Dalam wacana Islam kontemporer, kata salaf kemudian diimbuhi ya nisbat pada hurup akhirnya: menjadi salafi, kadang juga salafiyah – dengan penambahan ta, setelah ya, untuk menunjuk pada kelompok Islam yang menjadikan cara berpikir dan suluk generasi salaf sebagai sumber inspirasi. Bahkan beberapa kelompok salafi menganggapnya sebagai mazhab.

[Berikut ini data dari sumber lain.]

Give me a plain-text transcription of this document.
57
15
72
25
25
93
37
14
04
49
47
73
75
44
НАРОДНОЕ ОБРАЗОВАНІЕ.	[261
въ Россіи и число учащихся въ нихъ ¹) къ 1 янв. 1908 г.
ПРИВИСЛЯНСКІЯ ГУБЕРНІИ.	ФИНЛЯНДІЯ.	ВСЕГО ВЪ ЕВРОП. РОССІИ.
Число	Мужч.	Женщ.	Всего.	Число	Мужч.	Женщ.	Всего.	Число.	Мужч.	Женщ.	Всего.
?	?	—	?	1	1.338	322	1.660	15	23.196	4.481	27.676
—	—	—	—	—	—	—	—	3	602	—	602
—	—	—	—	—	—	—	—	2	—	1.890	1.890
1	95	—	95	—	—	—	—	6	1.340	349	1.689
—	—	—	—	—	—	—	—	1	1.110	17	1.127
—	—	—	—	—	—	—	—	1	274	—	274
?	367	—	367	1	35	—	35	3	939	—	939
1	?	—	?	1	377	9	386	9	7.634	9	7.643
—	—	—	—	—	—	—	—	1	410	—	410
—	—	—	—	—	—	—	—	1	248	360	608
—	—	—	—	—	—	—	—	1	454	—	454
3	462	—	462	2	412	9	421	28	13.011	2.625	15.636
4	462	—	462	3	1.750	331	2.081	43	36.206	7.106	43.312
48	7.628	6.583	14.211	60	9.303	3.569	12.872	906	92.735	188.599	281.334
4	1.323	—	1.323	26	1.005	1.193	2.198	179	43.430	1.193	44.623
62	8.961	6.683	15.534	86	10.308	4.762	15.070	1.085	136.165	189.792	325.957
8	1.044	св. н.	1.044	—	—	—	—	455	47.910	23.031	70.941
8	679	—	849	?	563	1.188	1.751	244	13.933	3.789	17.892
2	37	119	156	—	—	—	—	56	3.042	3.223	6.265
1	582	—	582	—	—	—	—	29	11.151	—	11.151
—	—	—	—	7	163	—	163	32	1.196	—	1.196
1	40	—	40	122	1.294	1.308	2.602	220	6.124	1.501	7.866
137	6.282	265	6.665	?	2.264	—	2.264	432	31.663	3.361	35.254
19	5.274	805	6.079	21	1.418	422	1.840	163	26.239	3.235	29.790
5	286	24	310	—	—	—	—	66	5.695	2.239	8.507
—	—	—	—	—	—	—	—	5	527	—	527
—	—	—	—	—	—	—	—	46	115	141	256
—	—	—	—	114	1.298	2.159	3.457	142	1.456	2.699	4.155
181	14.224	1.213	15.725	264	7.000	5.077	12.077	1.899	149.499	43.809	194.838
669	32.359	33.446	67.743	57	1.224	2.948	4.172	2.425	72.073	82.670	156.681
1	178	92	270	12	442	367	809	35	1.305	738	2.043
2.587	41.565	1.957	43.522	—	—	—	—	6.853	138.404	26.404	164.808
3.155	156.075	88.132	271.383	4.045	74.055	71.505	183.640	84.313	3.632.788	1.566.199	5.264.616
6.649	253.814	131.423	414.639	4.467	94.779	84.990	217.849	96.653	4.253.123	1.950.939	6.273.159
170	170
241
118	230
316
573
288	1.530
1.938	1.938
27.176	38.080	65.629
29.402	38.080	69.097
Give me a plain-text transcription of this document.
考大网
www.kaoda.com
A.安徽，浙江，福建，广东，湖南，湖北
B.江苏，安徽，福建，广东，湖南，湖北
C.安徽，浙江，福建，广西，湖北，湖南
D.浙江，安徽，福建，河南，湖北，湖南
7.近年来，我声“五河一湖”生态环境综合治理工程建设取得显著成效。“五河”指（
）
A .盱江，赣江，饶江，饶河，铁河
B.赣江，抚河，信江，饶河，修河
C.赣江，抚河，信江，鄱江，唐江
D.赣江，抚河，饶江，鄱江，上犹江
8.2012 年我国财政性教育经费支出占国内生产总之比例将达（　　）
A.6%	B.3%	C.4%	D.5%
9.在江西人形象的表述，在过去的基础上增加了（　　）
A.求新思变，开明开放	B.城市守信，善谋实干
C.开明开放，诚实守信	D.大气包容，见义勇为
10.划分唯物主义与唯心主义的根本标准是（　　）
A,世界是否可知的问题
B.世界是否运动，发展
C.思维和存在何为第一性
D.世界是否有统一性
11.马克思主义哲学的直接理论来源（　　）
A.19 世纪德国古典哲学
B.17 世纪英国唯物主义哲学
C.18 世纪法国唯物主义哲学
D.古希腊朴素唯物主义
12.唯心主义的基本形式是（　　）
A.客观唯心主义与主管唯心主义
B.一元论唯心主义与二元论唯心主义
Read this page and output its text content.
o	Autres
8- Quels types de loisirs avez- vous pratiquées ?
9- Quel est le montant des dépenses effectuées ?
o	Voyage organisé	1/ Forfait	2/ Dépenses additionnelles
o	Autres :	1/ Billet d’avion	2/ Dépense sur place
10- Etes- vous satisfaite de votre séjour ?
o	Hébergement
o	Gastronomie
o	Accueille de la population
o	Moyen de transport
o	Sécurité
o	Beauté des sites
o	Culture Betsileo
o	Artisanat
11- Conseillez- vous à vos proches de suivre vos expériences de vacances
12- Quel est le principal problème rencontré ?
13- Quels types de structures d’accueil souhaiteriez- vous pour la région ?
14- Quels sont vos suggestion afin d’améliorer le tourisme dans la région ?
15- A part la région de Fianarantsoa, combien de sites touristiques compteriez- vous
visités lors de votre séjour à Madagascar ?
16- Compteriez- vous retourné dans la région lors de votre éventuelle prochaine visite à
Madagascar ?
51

Terma salafi pada perkembangan berikutnya, mengalami metamorfosis dan tidak bisa diartikan tunggal lagi. Kalimat itu menjadi multi makna. Sikap tak terburu-buru dalam analisis menjadi sebuah keniscayaan ketika menemukan kalimat salafi. Karena pada tingkat sesama pemikir saja, umpamanya, konotasinya bisa berbeda satu sama lain. Misalnya, Goerge Tharabisi dan Aziz Azmah, menggunakan kata salafi untuk sesuatu yang pejoratif: untuk menunjuk arus pemikiran atau kelompok yang anti segala hal yang berbau modernitas dan anti pembaharuan. Lawan dari terma salafi model ini adalah progresif (taqadumi). Sementara, Abid Jabiri, Fahmi jad'an, dan sebagian orientalis menggunakan istilah salafi untuk menunjuk pada setiap gerakan atau pemikiran Islam, yang menjadikan al-Qur'an dan Hadis sebagai sumber utama pemikirannya. Makna yang terakhir ini cakupan lebih luas: memasukan banyak tokoh dan kelompok Islam, baik yang moderat, "literal" -dzahiriyah judud, dan semua kecenderungan pemikiran yang menjadikan al-Qur'an dan Hadis sebagai rujukan utama.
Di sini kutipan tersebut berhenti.